Le 7 février, un groupe de militants, portant écharpes et drapeaux frappés de la croix occitane, se sont rassemblés devant le conseil départemental de l’Aude, à Carcassonne. Ils entendaient protester contre le nom donné à la candidature Unesco, baptisant Montségur et sept châteaux audois, « forteresses royales de l’ancienne sénéchaussée de Carcassonne ». Pour Jean-François Laffont, président de l’association Convergence Occitane, piqué par l’adjectif « royal », « l’histoire des vainqueurs écrase l’histoire des vaincus ». Derrière la dispute sémantique, c’est toute une mémoire blessée qui se rappelle au présent.
Un dossier préparé depuis douze ans
Le Département de l’Aude et l’association Mission patrimoine mondial (AMPM) portent et soutiennent le projet d’inscription depuis douze ans. La candidature, déposée par la France auprès du Centre du patrimoine mondial de l’Unesco le 31 janvier 2025, concerne Carcassonne et ses remparts, les châteaux d’Aguilar, Lastours, Montségur, Peyrepertuse, Puilaurens, Quéribus et Termes un ensemble grandiose et unique de châteaux perchés sur des éperons rocheux, entre l’Aude et l’Ariège, vigies sur l’ancienne frontière avec le royaume d’Aragon.
Jusque-là, ces sites étaient communément désignés sous l’appellation de « châteaux du Pays cathare » ou, plus récemment, de « citadelles du vertige », poétique formule de Michel Roquebert, historien du catharisme.
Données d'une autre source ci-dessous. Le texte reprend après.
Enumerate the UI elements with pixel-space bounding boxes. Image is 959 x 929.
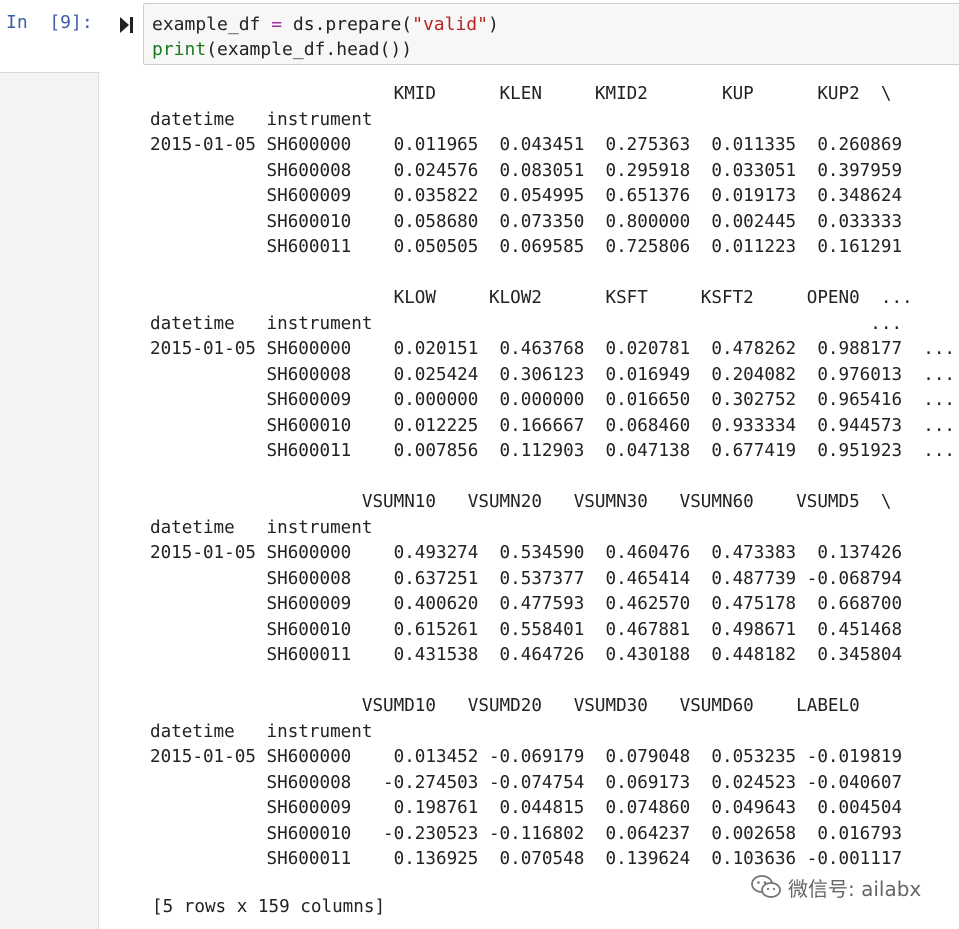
output-line: SH600011 0.431538 0.464726 0.430188 0.44… (150, 645, 934, 665)
output-footer: [5 rows x 159 columns] (152, 897, 386, 917)
output-line: VSUMN10 VSUMN20 VSUMN30 VSUMN60 VSUMD5 \ (150, 492, 892, 512)
code-operator: = (271, 14, 283, 35)
output-line: SH600008 0.025424 0.306123 0.016949 0.20… (150, 364, 956, 385)
output-collapser[interactable] (0, 73, 99, 929)
run-cell-icon[interactable] (120, 16, 134, 34)
output-line: SH600010 0.012225 0.166667 0.068460 0.93… (150, 415, 956, 436)
output-line: SH600008 0.637251 0.537377 0.465414 0.48… (150, 568, 934, 589)
output-line: VSUMD10 VSUMD20 VSUMD30 VSUMD60 LABEL0 (150, 696, 860, 716)
code-line-2: print(example_df.head()) (152, 39, 412, 60)
code-builtin: print (152, 39, 207, 60)
output-line: 2015-01-05 SH600000 0.020151 0.463768 0.… (150, 339, 956, 359)
cell-output: KMID KLEN KMID2 KUP KUP2 \ datetime instr… (150, 82, 955, 873)
output-line: SH600008 0.024576 0.083051 0.295918 0.03… (150, 160, 934, 181)
output-line: SH600011 0.050505 0.069585 0.725806 0.01… (150, 237, 934, 257)
output-line: KMID KLEN KMID2 KUP KUP2 \ (150, 84, 892, 104)
output-line: 2015-01-05 SH600000 0.011965 0.043451 0.… (150, 135, 934, 155)
output-line: datetime instrument (150, 109, 892, 130)
output-line: SH600010 -0.230523 -0.116802 0.064237 0.… (150, 823, 903, 844)
code-close: ) (487, 14, 499, 35)
output-line: SH600008 -0.274503 -0.074754 0.069173 0.… (150, 772, 903, 793)
output-line: SH600011 0.136925 0.070548 0.139624 0.10… (150, 849, 903, 869)
output-line: datetime instrument ... (150, 313, 903, 334)
output-line: 2015-01-05 SH600000 0.493274 0.534590 0.… (150, 543, 934, 563)
output-line: SH600009 0.400620 0.477593 0.462570 0.47… (150, 594, 934, 614)
code-input-area[interactable]: example_df = ds.prepare("valid") print(e… (143, 3, 959, 65)
output-line: KLOW KLOW2 KSFT KSFT2 OPEN0 ... (150, 288, 913, 308)
output-line: SH600009 0.035822 0.054995 0.651376 0.01… (150, 186, 934, 206)
output-line: SH600010 0.058680 0.073350 0.800000 0.00… (150, 211, 934, 232)
watermark: 微信号: ailabx (750, 872, 921, 902)
output-line: SH600009 0.000000 0.000000 0.016650 0.30… (150, 390, 956, 410)
code-variable: example_df (152, 14, 261, 35)
code-call: ds.prepare( (292, 14, 413, 35)
code-line-1: example_df = ds.prepare("valid") (152, 14, 499, 35)
watermark-text: 微信号: ailabx (788, 876, 922, 901)
output-line: SH600010 0.615261 0.558401 0.467881 0.49… (150, 619, 934, 640)
code-string: "valid" (412, 14, 488, 35)
output-line: datetime instrument (150, 517, 892, 538)
output-line: datetime instrument (150, 721, 871, 742)
output-line: 2015-01-05 SH600000 0.013452 -0.069179 0… (150, 747, 903, 767)
code-args: (example_df.head()) (206, 39, 413, 60)
output-line: SH600009 0.198761 0.044815 0.074860 0.04… (150, 798, 903, 818)
input-prompt: In [9]: (6, 12, 93, 33)
output-line: SH600011 0.007856 0.112903 0.047138 0.67… (150, 441, 956, 461)
wechat-icon (751, 875, 781, 898)
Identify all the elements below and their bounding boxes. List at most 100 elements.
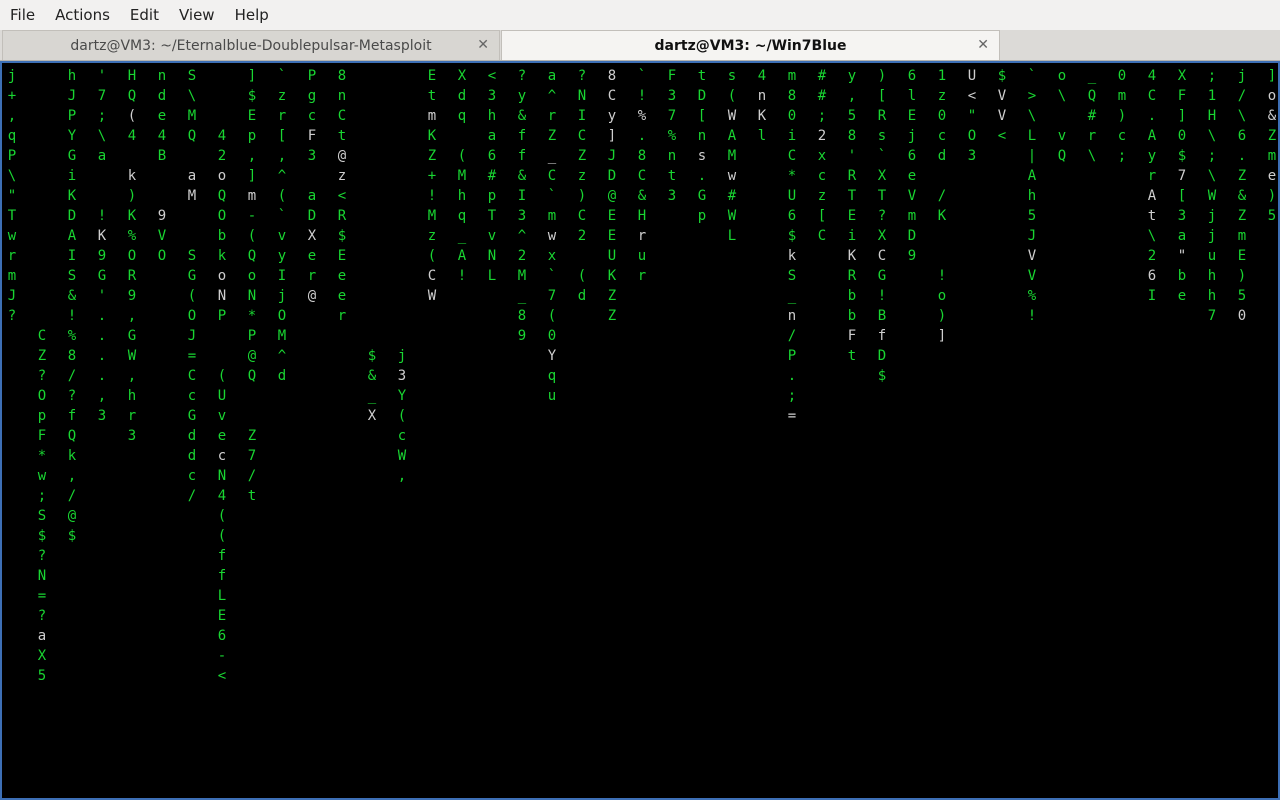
rain-char: X [367, 408, 377, 424]
rain-column: 8 Cy] J D @ E E U K Z Z [602, 66, 622, 326]
rain-char: - [247, 208, 257, 224]
rain-char: ` [547, 188, 557, 204]
rain-char: M [187, 188, 197, 204]
rain-char: c [217, 448, 227, 464]
rain-char: r [637, 228, 647, 244]
rain-char: z [427, 228, 437, 244]
rain-char: P [217, 308, 227, 324]
rain-char: @ [337, 148, 347, 164]
rain-char: = [787, 408, 797, 424]
rain-char: E [907, 108, 917, 124]
rain-char: ] [937, 328, 947, 344]
rain-char: Y [67, 128, 77, 144]
rain-char: h [127, 388, 137, 404]
rain-char: O [217, 208, 227, 224]
rain-char [32, 166, 52, 186]
rain-char: d [277, 368, 287, 384]
rain-char: C [577, 208, 587, 224]
rain-char: 8 [607, 68, 617, 84]
rain-char: ^ [277, 168, 287, 184]
rain-char: 9 [157, 208, 167, 224]
rain-char: ] [247, 168, 257, 184]
rain-char: \ [1207, 168, 1217, 184]
rain-char: j [277, 288, 287, 304]
rain-char: , [127, 308, 137, 324]
rain-char: s [877, 128, 887, 144]
rain-column: o \ vQ [1052, 66, 1072, 166]
tab-eternalblue[interactable]: dartz@VM3: ~/Eternalblue-Doublepulsar-Me… [2, 30, 500, 60]
rain-char: ` [637, 68, 647, 84]
rain-char: 5 [847, 108, 857, 124]
close-icon[interactable]: ✕ [977, 37, 989, 53]
rain-char: C [37, 328, 47, 344]
rain-char: F [1177, 88, 1187, 104]
rain-char: = [187, 348, 197, 364]
rain-char: X [307, 228, 317, 244]
rain-char: Q [187, 128, 197, 144]
rain-char: E [847, 208, 857, 224]
menu-help[interactable]: Help [225, 0, 279, 30]
rain-char: 2 [817, 128, 827, 144]
rain-char: 1 [937, 68, 947, 84]
rain-char: 6 [907, 148, 917, 164]
rain-char: N [487, 248, 497, 264]
rain-char: k [67, 448, 77, 464]
rain-char: C [187, 368, 197, 384]
rain-char: w [727, 168, 737, 184]
rain-char: 5 [37, 668, 47, 684]
rain-column: Et m K Z +! Mz (C W [422, 66, 442, 306]
rain-char: ) [1237, 268, 1247, 284]
rain-char [182, 206, 202, 226]
rain-char: F [847, 328, 857, 344]
terminal-output[interactable]: j +, q P \ " Tw r m J? C Z? Op F * w; S $? N =? a X 5 h J P Y Gi K D… [0, 61, 1280, 800]
rain-char: f [217, 568, 227, 584]
rain-char: / [1237, 88, 1247, 104]
rain-char: 0 [1177, 128, 1187, 144]
rain-char: 4 [217, 488, 227, 504]
menu-view[interactable]: View [169, 0, 225, 30]
rain-char: _ [547, 148, 557, 164]
rain-char: 9 [127, 288, 137, 304]
rain-column: $ & _ X [362, 66, 382, 426]
rain-char: . [787, 368, 797, 384]
rain-char: H [127, 68, 137, 84]
rain-char: s [727, 68, 737, 84]
tab-title: dartz@VM3: ~/Eternalblue-Doublepulsar-Me… [70, 37, 432, 54]
close-icon[interactable]: ✕ [477, 37, 489, 53]
rain-char: P [307, 68, 317, 84]
rain-char: [ [877, 88, 887, 104]
rain-char [32, 226, 52, 246]
menu-edit[interactable]: Edit [120, 0, 169, 30]
rain-char: J [67, 88, 77, 104]
rain-char: V [1027, 268, 1037, 284]
rain-char: a [487, 128, 497, 144]
rain-char: / [787, 328, 797, 344]
rain-char: N [577, 88, 587, 104]
rain-char: , [127, 368, 137, 384]
rain-char: # [817, 88, 827, 104]
rain-char: a [547, 68, 557, 84]
menu-file[interactable]: File [0, 0, 45, 30]
rain-char: P [787, 348, 797, 364]
rain-char: 3 [397, 368, 407, 384]
tab-win7blue[interactable]: dartz@VM3: ~/Win7Blue ✕ [501, 30, 1000, 60]
rain-char: Y [397, 388, 407, 404]
menu-actions[interactable]: Actions [45, 0, 120, 30]
rain-char: ; [787, 388, 797, 404]
rain-char: 3 [667, 188, 677, 204]
rain-char [92, 186, 112, 206]
rain-char: C [577, 128, 587, 144]
rain-char [362, 86, 382, 106]
tab-bar: dartz@VM3: ~/Eternalblue-Doublepulsar-Me… [0, 30, 1280, 61]
rain-char [392, 266, 412, 286]
rain-char [32, 206, 52, 226]
rain-char: d [577, 288, 587, 304]
rain-char: P [7, 148, 17, 164]
rain-char: 5 [1237, 288, 1247, 304]
rain-char: e [307, 248, 317, 264]
rain-char: ( [247, 228, 257, 244]
rain-char: * [247, 308, 257, 324]
rain-char: 0 [937, 108, 947, 124]
rain-char: A [1147, 188, 1157, 204]
rain-char: E [247, 108, 257, 124]
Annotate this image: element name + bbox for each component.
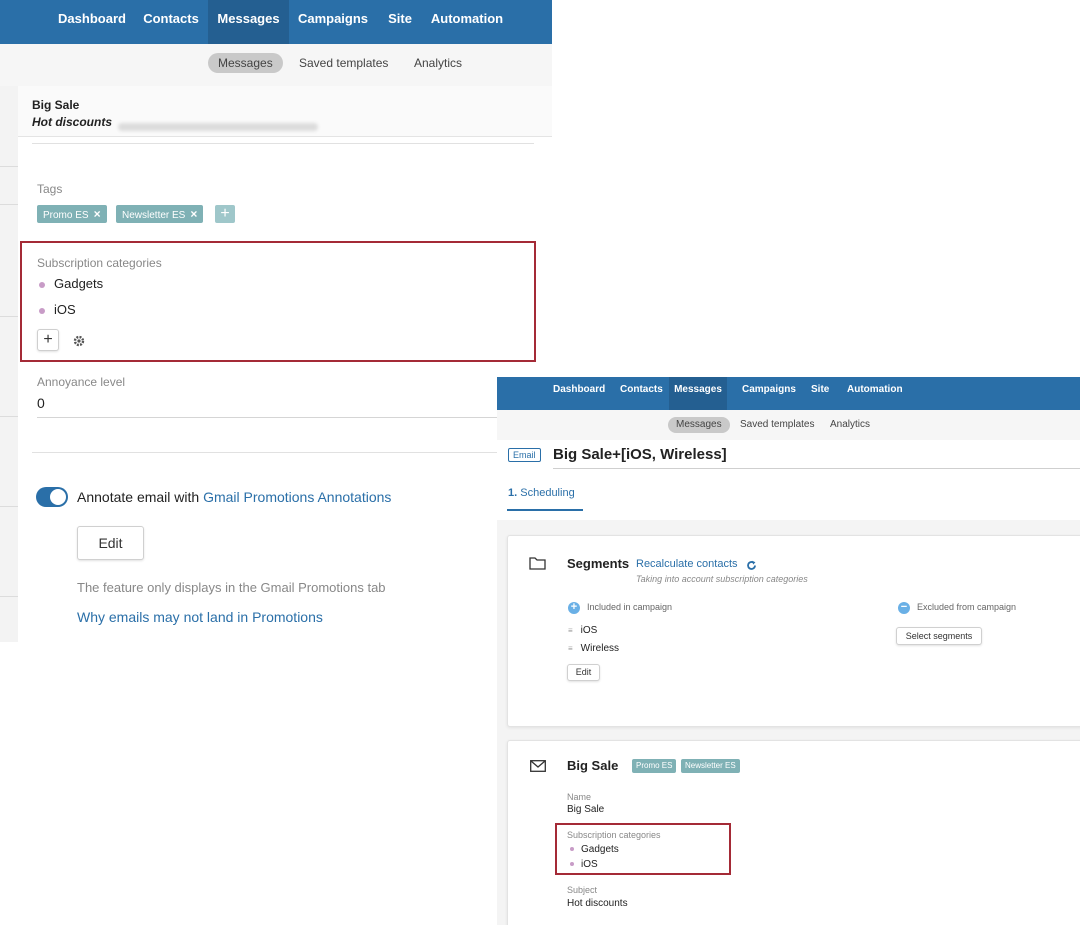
segments-card: Segments Recalculate contacts Taking int…: [507, 535, 1080, 727]
name-value: Big Sale: [567, 804, 605, 815]
nav-messages[interactable]: Messages: [669, 377, 727, 410]
toggle-knob: [50, 489, 66, 505]
bullet-icon: [570, 847, 574, 852]
step-number: 1.: [508, 487, 518, 499]
subscription-categories-label: Subscription categories: [567, 830, 661, 840]
edit-segments-button[interactable]: Edit: [567, 664, 600, 681]
top-nav: Dashboard Contacts Messages Campaigns Si…: [497, 377, 1080, 410]
select-segments-button[interactable]: Select segments: [896, 627, 982, 645]
subnav-analytics[interactable]: Analytics: [830, 417, 870, 433]
tag-newsletter-es: Newsletter ES ×: [116, 205, 204, 223]
name-label: Name: [567, 792, 592, 802]
category-label: iOS: [581, 859, 598, 870]
minus-circle-icon: −: [898, 602, 910, 614]
annoyance-value[interactable]: 0: [37, 395, 45, 411]
nav-dashboard[interactable]: Dashboard: [52, 0, 132, 44]
bullet-icon: [570, 862, 574, 867]
message-header: Big Sale Hot discounts: [18, 86, 552, 137]
category-label: iOS: [54, 302, 76, 317]
message-panel: Big Sale Hot discounts Tags Promo ES × Ne…: [18, 86, 552, 642]
subnav-messages[interactable]: Messages: [668, 417, 730, 433]
folder-icon: [529, 556, 546, 575]
segments-title: Segments: [567, 556, 630, 571]
email-badge: Email: [508, 448, 541, 462]
nav-automation[interactable]: Automation: [847, 377, 903, 410]
subnav-saved-templates[interactable]: Saved templates: [740, 417, 815, 433]
sidebar-gutter: [0, 86, 19, 642]
tab-underline: [507, 509, 583, 511]
included-item: ≡ Wireless: [568, 643, 619, 654]
plus-circle-icon: +: [568, 602, 580, 614]
recalculate-link[interactable]: Recalculate contacts: [636, 558, 738, 570]
subnav-saved-templates[interactable]: Saved templates: [299, 53, 388, 73]
campaign-header: Email Big Sale+[iOS, Wireless] 1. Schedu…: [497, 440, 1080, 520]
subject-value: Hot discounts: [567, 898, 628, 909]
feature-note: The feature only displays in the Gmail P…: [77, 580, 386, 595]
help-link[interactable]: Why emails may not land in Promotions: [77, 609, 323, 625]
gmail-annotations-link[interactable]: Gmail Promotions Annotations: [203, 489, 391, 505]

La marque territoriale « Pays cathare » avait été forgé en 1992 par le Département lui-même pour valoriser, à la fois son patrimoine et ses productions agricoles, dans le cadre d’un programme européen de développement local. La dénomination de « Forteresses royales du Languedoc » posée sur le dossier de candidature Unesco, plus conforme à la réalité historique, a cependant mis le feu aux poudres.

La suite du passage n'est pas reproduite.